Tuesday 22 January 2008

Lisbon referendum dilemma

The constitutional setting and the political forces vary between the different EU member states, but at the level of principles, governments, legislators and citizens have cause for thought. Even if one’s own country would be on a clear path to parliamentary ratification of the Lisbon treaty, what happens in the other countries is a common concern.

Just as a majority of all car drivers think that they are better than the majority, it is nearly self-evident that citizens are ready to relieve their elected representatives of the burden to decide, if anyone arranges an opinion poll to find out ‘what the people think’. Thus, there is always some mileage to be got out of demanding a referendum for a politician out of government, especially if he is unlikely to be voted into office in the near future.

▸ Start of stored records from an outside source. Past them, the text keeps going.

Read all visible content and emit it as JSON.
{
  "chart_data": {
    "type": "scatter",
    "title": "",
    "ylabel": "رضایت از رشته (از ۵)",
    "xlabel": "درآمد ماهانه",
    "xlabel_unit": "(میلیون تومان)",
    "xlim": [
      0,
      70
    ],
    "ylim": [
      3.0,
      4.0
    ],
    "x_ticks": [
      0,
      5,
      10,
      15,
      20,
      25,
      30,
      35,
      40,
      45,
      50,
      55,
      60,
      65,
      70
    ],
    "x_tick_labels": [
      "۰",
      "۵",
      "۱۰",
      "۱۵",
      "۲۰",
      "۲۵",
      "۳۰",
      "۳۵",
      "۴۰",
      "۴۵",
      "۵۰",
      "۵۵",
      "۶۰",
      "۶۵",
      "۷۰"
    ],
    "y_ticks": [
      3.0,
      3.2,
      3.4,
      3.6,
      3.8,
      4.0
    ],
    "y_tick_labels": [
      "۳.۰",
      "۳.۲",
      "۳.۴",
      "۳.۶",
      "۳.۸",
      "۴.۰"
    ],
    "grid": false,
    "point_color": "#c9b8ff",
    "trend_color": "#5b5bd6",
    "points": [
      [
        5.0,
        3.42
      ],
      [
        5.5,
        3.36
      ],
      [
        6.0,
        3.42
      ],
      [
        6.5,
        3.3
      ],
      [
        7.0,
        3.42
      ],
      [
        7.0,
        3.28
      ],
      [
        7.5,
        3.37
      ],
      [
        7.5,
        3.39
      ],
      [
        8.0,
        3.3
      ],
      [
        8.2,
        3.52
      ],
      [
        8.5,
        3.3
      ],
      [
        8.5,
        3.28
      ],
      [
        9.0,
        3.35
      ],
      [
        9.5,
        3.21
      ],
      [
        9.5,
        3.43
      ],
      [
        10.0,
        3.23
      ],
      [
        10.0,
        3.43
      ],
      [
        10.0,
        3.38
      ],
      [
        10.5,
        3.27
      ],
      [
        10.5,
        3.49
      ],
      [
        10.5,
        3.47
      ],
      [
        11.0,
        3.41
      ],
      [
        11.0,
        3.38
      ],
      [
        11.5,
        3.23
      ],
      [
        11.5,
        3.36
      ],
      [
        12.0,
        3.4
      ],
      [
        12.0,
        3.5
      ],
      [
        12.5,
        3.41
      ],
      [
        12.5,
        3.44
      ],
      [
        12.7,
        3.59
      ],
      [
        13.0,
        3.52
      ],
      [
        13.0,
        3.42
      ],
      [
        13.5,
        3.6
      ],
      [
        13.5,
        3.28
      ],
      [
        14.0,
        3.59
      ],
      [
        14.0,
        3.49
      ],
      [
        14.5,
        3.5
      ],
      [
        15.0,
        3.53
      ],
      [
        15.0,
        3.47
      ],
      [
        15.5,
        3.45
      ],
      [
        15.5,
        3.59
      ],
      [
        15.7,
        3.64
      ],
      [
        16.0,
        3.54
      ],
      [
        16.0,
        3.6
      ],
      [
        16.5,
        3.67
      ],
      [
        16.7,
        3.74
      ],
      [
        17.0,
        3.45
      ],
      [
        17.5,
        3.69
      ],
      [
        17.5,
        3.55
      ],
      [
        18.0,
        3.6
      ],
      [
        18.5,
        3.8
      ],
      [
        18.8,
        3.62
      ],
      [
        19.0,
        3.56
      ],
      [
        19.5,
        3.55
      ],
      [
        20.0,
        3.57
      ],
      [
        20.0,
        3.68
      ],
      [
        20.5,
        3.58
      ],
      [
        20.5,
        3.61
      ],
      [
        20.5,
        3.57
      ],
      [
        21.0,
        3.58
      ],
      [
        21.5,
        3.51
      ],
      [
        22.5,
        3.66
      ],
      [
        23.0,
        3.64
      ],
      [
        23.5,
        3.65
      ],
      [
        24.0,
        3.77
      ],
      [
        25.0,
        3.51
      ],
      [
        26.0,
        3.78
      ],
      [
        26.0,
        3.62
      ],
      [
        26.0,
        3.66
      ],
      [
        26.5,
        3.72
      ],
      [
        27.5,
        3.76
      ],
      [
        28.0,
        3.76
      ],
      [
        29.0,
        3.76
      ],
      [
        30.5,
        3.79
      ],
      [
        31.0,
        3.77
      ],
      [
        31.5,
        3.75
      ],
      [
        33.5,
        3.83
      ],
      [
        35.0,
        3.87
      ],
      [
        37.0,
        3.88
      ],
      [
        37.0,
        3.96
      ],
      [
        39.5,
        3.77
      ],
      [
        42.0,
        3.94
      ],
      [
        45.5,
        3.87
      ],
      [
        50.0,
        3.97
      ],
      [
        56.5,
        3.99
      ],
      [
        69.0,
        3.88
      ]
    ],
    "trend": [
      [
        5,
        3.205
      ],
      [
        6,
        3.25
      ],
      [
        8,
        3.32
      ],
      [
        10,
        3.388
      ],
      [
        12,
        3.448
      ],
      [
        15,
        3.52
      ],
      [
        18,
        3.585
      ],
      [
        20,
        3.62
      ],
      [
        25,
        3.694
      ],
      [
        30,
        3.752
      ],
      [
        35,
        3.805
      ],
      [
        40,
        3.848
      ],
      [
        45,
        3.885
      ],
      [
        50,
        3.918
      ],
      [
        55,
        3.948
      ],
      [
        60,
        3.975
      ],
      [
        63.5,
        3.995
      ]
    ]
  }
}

The Treaty of Lisbon is no different in this respect from purely domestic issues, but it highlights the discrepancy between a domestic debate and consequences for the rest of the European Union.

The conflicting pressures are most acutely felt in countries where the political leaders promised a referendum on the Treaty establishing a Constitution for Europe.

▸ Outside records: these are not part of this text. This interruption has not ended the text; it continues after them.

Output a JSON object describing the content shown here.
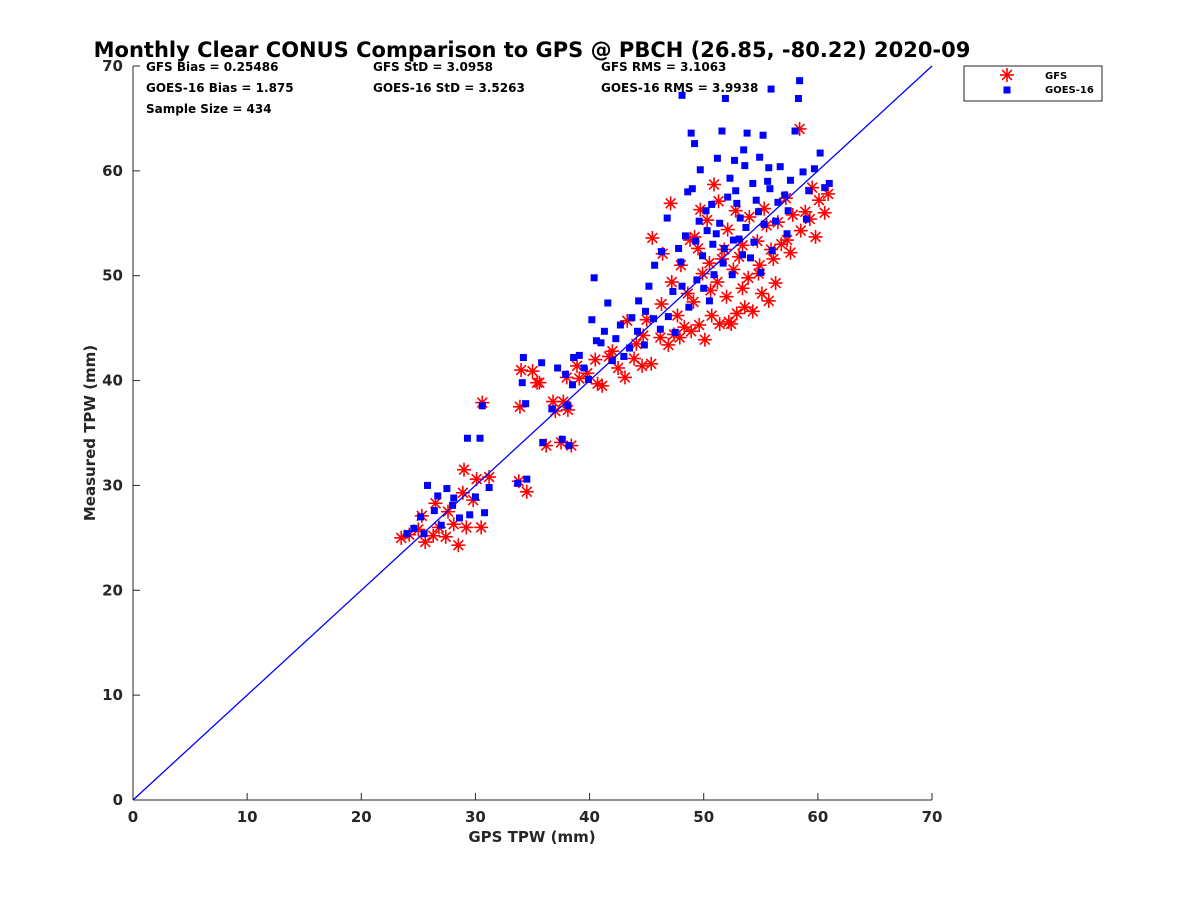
{
  "chart_data": {
    "type": "scatter",
    "title": "Monthly Clear CONUS Comparison to GPS @ PBCH (26.85, -80.22) 2020-09",
    "xlabel": "GPS TPW (mm)",
    "ylabel": "Measured TPW (mm)",
    "xlim": [
      0,
      70
    ],
    "ylim": [
      0,
      70
    ],
    "xticks": [
      "0",
      "10",
      "20",
      "30",
      "40",
      "50",
      "60",
      "70"
    ],
    "yticks": [
      "0",
      "10",
      "20",
      "30",
      "40",
      "50",
      "60",
      "70"
    ],
    "grid": false,
    "legend_position": "top-right, outside plot",
    "stats": {
      "gfs_bias": "GFS Bias = 0.25486",
      "gfs_std": "GFS StD = 3.0958",
      "gfs_rms": "GFS RMS = 3.1063",
      "goes_bias": "GOES-16 Bias = 1.875",
      "goes_std": "GOES-16 StD = 3.5263",
      "goes_rms": "GOES-16 RMS = 3.9938",
      "sample_size": "Sample Size = 434"
    },
    "reference_line": {
      "x": [
        0,
        70
      ],
      "y": [
        0,
        70
      ],
      "color": "#0000ff"
    },
    "series": [
      {
        "name": "GFS",
        "marker": "asterisk",
        "color": "#ff0000",
        "points": [
          [
            23.5,
            25.0
          ],
          [
            24.2,
            25.3
          ],
          [
            25.0,
            25.8
          ],
          [
            25.6,
            24.6
          ],
          [
            26.3,
            25.2
          ],
          [
            26.8,
            26.0
          ],
          [
            27.4,
            25.1
          ],
          [
            28.1,
            26.3
          ],
          [
            28.5,
            24.3
          ],
          [
            29.2,
            26.0
          ],
          [
            29.8,
            28.6
          ],
          [
            30.5,
            26.0
          ],
          [
            25.3,
            27.1
          ],
          [
            26.5,
            28.3
          ],
          [
            27.6,
            27.5
          ],
          [
            28.9,
            29.3
          ],
          [
            29.0,
            31.5
          ],
          [
            30.1,
            30.6
          ],
          [
            30.6,
            37.9
          ],
          [
            31.2,
            30.8
          ],
          [
            33.8,
            30.4
          ],
          [
            34.5,
            29.4
          ],
          [
            33.9,
            37.5
          ],
          [
            34.0,
            41.0
          ],
          [
            35.0,
            40.9
          ],
          [
            35.6,
            39.8
          ],
          [
            36.2,
            33.8
          ],
          [
            37.0,
            37.1
          ],
          [
            37.7,
            38.0
          ],
          [
            38.1,
            37.2
          ],
          [
            37.5,
            34.1
          ],
          [
            38.4,
            33.8
          ],
          [
            38.0,
            40.3
          ],
          [
            38.9,
            41.4
          ],
          [
            39.8,
            40.7
          ],
          [
            40.5,
            42.0
          ],
          [
            41.1,
            39.5
          ],
          [
            41.7,
            42.3
          ],
          [
            42.5,
            41.2
          ],
          [
            43.1,
            40.3
          ],
          [
            43.9,
            42.1
          ],
          [
            44.6,
            41.4
          ],
          [
            45.4,
            41.6
          ],
          [
            44.1,
            43.5
          ],
          [
            45.0,
            45.8
          ],
          [
            46.2,
            44.1
          ],
          [
            46.9,
            43.4
          ],
          [
            47.4,
            44.4
          ],
          [
            48.3,
            45.1
          ],
          [
            48.9,
            44.7
          ],
          [
            49.6,
            45.3
          ],
          [
            50.1,
            43.9
          ],
          [
            50.7,
            46.2
          ],
          [
            51.4,
            45.4
          ],
          [
            52.2,
            45.6
          ],
          [
            52.9,
            46.4
          ],
          [
            53.6,
            47.0
          ],
          [
            54.3,
            46.6
          ],
          [
            55.1,
            48.3
          ],
          [
            55.7,
            47.6
          ],
          [
            45.5,
            53.6
          ],
          [
            46.4,
            52.1
          ],
          [
            47.1,
            56.9
          ],
          [
            48.0,
            51.0
          ],
          [
            48.8,
            53.4
          ],
          [
            49.5,
            52.6
          ],
          [
            50.3,
            55.3
          ],
          [
            50.9,
            58.7
          ],
          [
            51.6,
            51.6
          ],
          [
            52.1,
            54.4
          ],
          [
            52.8,
            56.2
          ],
          [
            53.4,
            52.9
          ],
          [
            54.0,
            55.6
          ],
          [
            54.7,
            53.3
          ],
          [
            55.3,
            56.4
          ],
          [
            55.9,
            52.5
          ],
          [
            56.5,
            55.1
          ],
          [
            57.2,
            57.4
          ],
          [
            57.8,
            55.8
          ],
          [
            58.4,
            64.0
          ],
          [
            58.9,
            56.1
          ],
          [
            59.5,
            58.4
          ],
          [
            60.1,
            57.2
          ],
          [
            60.6,
            56.0
          ],
          [
            60.9,
            57.8
          ],
          [
            59.8,
            53.7
          ],
          [
            57.6,
            52.2
          ],
          [
            56.8,
            53.0
          ],
          [
            47.2,
            49.4
          ],
          [
            48.6,
            48.3
          ],
          [
            49.9,
            50.2
          ],
          [
            51.2,
            49.4
          ],
          [
            52.6,
            50.6
          ],
          [
            53.9,
            49.8
          ],
          [
            46.3,
            47.3
          ],
          [
            47.7,
            46.2
          ],
          [
            49.1,
            47.5
          ],
          [
            50.6,
            48.6
          ],
          [
            52.0,
            48.0
          ],
          [
            53.4,
            48.8
          ],
          [
            54.8,
            50.2
          ],
          [
            56.1,
            51.6
          ],
          [
            57.3,
            53.4
          ],
          [
            58.5,
            54.3
          ],
          [
            59.3,
            55.4
          ],
          [
            55.5,
            54.8
          ],
          [
            51.8,
            52.5
          ],
          [
            50.5,
            51.2
          ],
          [
            49.2,
            53.7
          ],
          [
            53.1,
            51.8
          ],
          [
            47.9,
            44.1
          ],
          [
            52.4,
            45.4
          ],
          [
            44.7,
            44.3
          ],
          [
            43.3,
            45.7
          ],
          [
            42.0,
            42.8
          ],
          [
            40.7,
            39.7
          ],
          [
            39.1,
            40.2
          ],
          [
            36.8,
            38.0
          ],
          [
            35.4,
            39.8
          ],
          [
            54.9,
            51.0
          ],
          [
            56.3,
            49.3
          ],
          [
            51.3,
            57.1
          ],
          [
            49.7,
            56.3
          ]
        ]
      },
      {
        "name": "GOES-16",
        "marker": "square",
        "color": "#0000ff",
        "points": [
          [
            24.0,
            25.4
          ],
          [
            24.6,
            25.9
          ],
          [
            25.2,
            27.0
          ],
          [
            25.8,
            30.0
          ],
          [
            26.4,
            27.6
          ],
          [
            27.0,
            26.2
          ],
          [
            27.5,
            29.7
          ],
          [
            28.1,
            28.8
          ],
          [
            28.6,
            26.9
          ],
          [
            29.3,
            34.5
          ],
          [
            30.0,
            28.9
          ],
          [
            30.4,
            34.5
          ],
          [
            30.8,
            27.4
          ],
          [
            31.2,
            29.8
          ],
          [
            28.0,
            28.1
          ],
          [
            26.7,
            29.0
          ],
          [
            25.5,
            25.4
          ],
          [
            29.5,
            27.2
          ],
          [
            30.6,
            37.6
          ],
          [
            33.7,
            30.2
          ],
          [
            34.5,
            30.6
          ],
          [
            34.1,
            39.8
          ],
          [
            34.2,
            42.2
          ],
          [
            34.4,
            37.8
          ],
          [
            35.8,
            41.7
          ],
          [
            35.9,
            34.1
          ],
          [
            36.7,
            37.3
          ],
          [
            37.2,
            41.2
          ],
          [
            37.6,
            34.4
          ],
          [
            38.2,
            33.8
          ],
          [
            38.1,
            37.6
          ],
          [
            38.6,
            42.2
          ],
          [
            39.5,
            41.2
          ],
          [
            40.2,
            45.8
          ],
          [
            40.4,
            49.8
          ],
          [
            41.0,
            43.6
          ],
          [
            41.6,
            47.4
          ],
          [
            42.3,
            44.0
          ],
          [
            43.0,
            42.3
          ],
          [
            43.7,
            46.0
          ],
          [
            44.3,
            47.6
          ],
          [
            44.8,
            43.4
          ],
          [
            45.2,
            49.0
          ],
          [
            45.7,
            51.0
          ],
          [
            46.3,
            52.3
          ],
          [
            46.8,
            55.5
          ],
          [
            47.3,
            48.5
          ],
          [
            48.0,
            51.3
          ],
          [
            48.1,
            67.2
          ],
          [
            48.6,
            58.0
          ],
          [
            48.9,
            63.6
          ],
          [
            49.2,
            62.6
          ],
          [
            49.7,
            60.1
          ],
          [
            50.3,
            54.3
          ],
          [
            50.7,
            56.8
          ],
          [
            51.2,
            61.2
          ],
          [
            51.6,
            63.8
          ],
          [
            51.9,
            66.9
          ],
          [
            52.3,
            59.3
          ],
          [
            52.7,
            61.0
          ],
          [
            53.1,
            53.5
          ],
          [
            53.5,
            62.0
          ],
          [
            53.8,
            63.6
          ],
          [
            54.3,
            58.8
          ],
          [
            54.8,
            56.1
          ],
          [
            55.2,
            63.4
          ],
          [
            55.6,
            59.0
          ],
          [
            55.9,
            67.8
          ],
          [
            56.3,
            55.2
          ],
          [
            56.7,
            60.4
          ],
          [
            57.1,
            57.7
          ],
          [
            57.6,
            59.1
          ],
          [
            58.0,
            63.8
          ],
          [
            58.4,
            68.6
          ],
          [
            58.3,
            66.9
          ],
          [
            58.7,
            59.9
          ],
          [
            59.2,
            58.1
          ],
          [
            59.7,
            60.2
          ],
          [
            60.2,
            61.7
          ],
          [
            60.6,
            58.4
          ],
          [
            61.0,
            58.8
          ],
          [
            59.0,
            55.4
          ],
          [
            57.3,
            54.0
          ],
          [
            56.0,
            52.4
          ],
          [
            55.0,
            50.3
          ],
          [
            54.1,
            51.7
          ],
          [
            53.2,
            55.5
          ],
          [
            52.5,
            50.1
          ],
          [
            51.8,
            52.6
          ],
          [
            51.1,
            54.0
          ],
          [
            50.5,
            47.6
          ],
          [
            49.9,
            51.9
          ],
          [
            49.3,
            53.3
          ],
          [
            48.7,
            47.0
          ],
          [
            48.1,
            49.0
          ],
          [
            47.5,
            44.6
          ],
          [
            46.9,
            46.1
          ],
          [
            46.2,
            44.9
          ],
          [
            45.6,
            45.9
          ],
          [
            44.9,
            46.6
          ],
          [
            44.2,
            44.7
          ],
          [
            43.5,
            43.1
          ],
          [
            42.7,
            45.3
          ],
          [
            42.0,
            41.9
          ],
          [
            41.3,
            44.7
          ],
          [
            40.6,
            43.8
          ],
          [
            39.9,
            40.1
          ],
          [
            39.1,
            42.4
          ],
          [
            38.5,
            39.6
          ],
          [
            37.9,
            40.6
          ],
          [
            54.6,
            57.2
          ],
          [
            53.7,
            54.6
          ],
          [
            52.9,
            56.9
          ],
          [
            52.1,
            57.5
          ],
          [
            51.4,
            55.0
          ],
          [
            50.8,
            53.0
          ],
          [
            50.2,
            56.2
          ],
          [
            49.6,
            55.2
          ],
          [
            49.0,
            58.3
          ],
          [
            48.4,
            53.8
          ],
          [
            47.8,
            52.6
          ],
          [
            56.5,
            57.0
          ],
          [
            57.4,
            56.2
          ],
          [
            55.8,
            58.3
          ],
          [
            55.3,
            54.9
          ],
          [
            54.4,
            53.2
          ],
          [
            53.4,
            52.0
          ],
          [
            52.6,
            53.4
          ],
          [
            51.7,
            51.2
          ],
          [
            50.9,
            50.1
          ],
          [
            50.0,
            48.8
          ],
          [
            49.4,
            49.6
          ],
          [
            55.7,
            60.3
          ],
          [
            54.9,
            61.3
          ],
          [
            53.6,
            60.5
          ],
          [
            52.8,
            58.1
          ]
        ]
      }
    ]
  }
}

The similarities between the Constitutional Treaty and the watered down Lisbon Treaty are obvious, but they have been in the public domain since the June IGC 2007 mandate. No surprise there.

Referendum is a stickier matter, in my opinion. It was not prudent for governments to get carried away by promising referendums in the first place. Despite its name, the ‘Constitution’ was, despite its pompous name, first and foremost an exercise in improved internal decision making in an enlarged Union. As a by-product, the different layers of previous treaty reform would have been tidied up and presented in an overly long, but fairly readable form.

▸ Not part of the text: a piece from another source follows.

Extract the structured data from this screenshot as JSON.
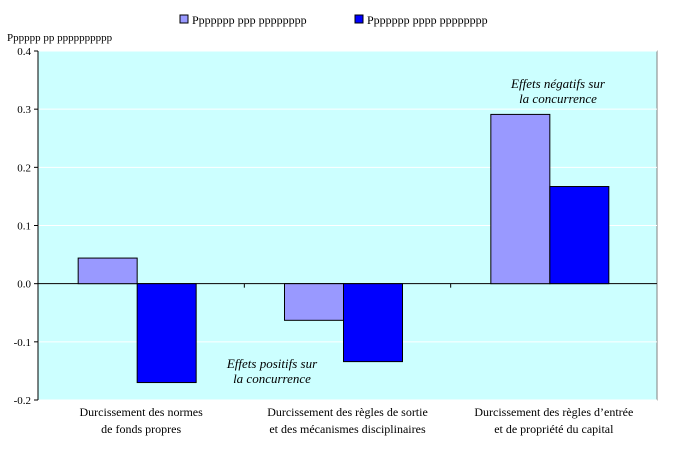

But after promising, the weaknesses of the EU's treaty basis, which should have been evident, have been more widely understood: Unanimity between governments and then separate majorities (often qualified) in national parliaments (perhaps different chambers) is hard enough in a Union with 27 members, given the vagaries of politics. If national referendums were the norm, separate majorities in all 27 of them would be an additional hurdle, almost guaranteed to wreck any attempt.

Thus, there is an ethical and a practical dilemma. What should a national leader do, given the outcome for the EU as a whole:

Honour stupid promises and accept permanent deadlock?

Ram through an 'elitist' Constitutional Treaty minus?

Found a new Union (perhaps for a smaller number of members) based on the EU citizens, with a real democratic Constitution?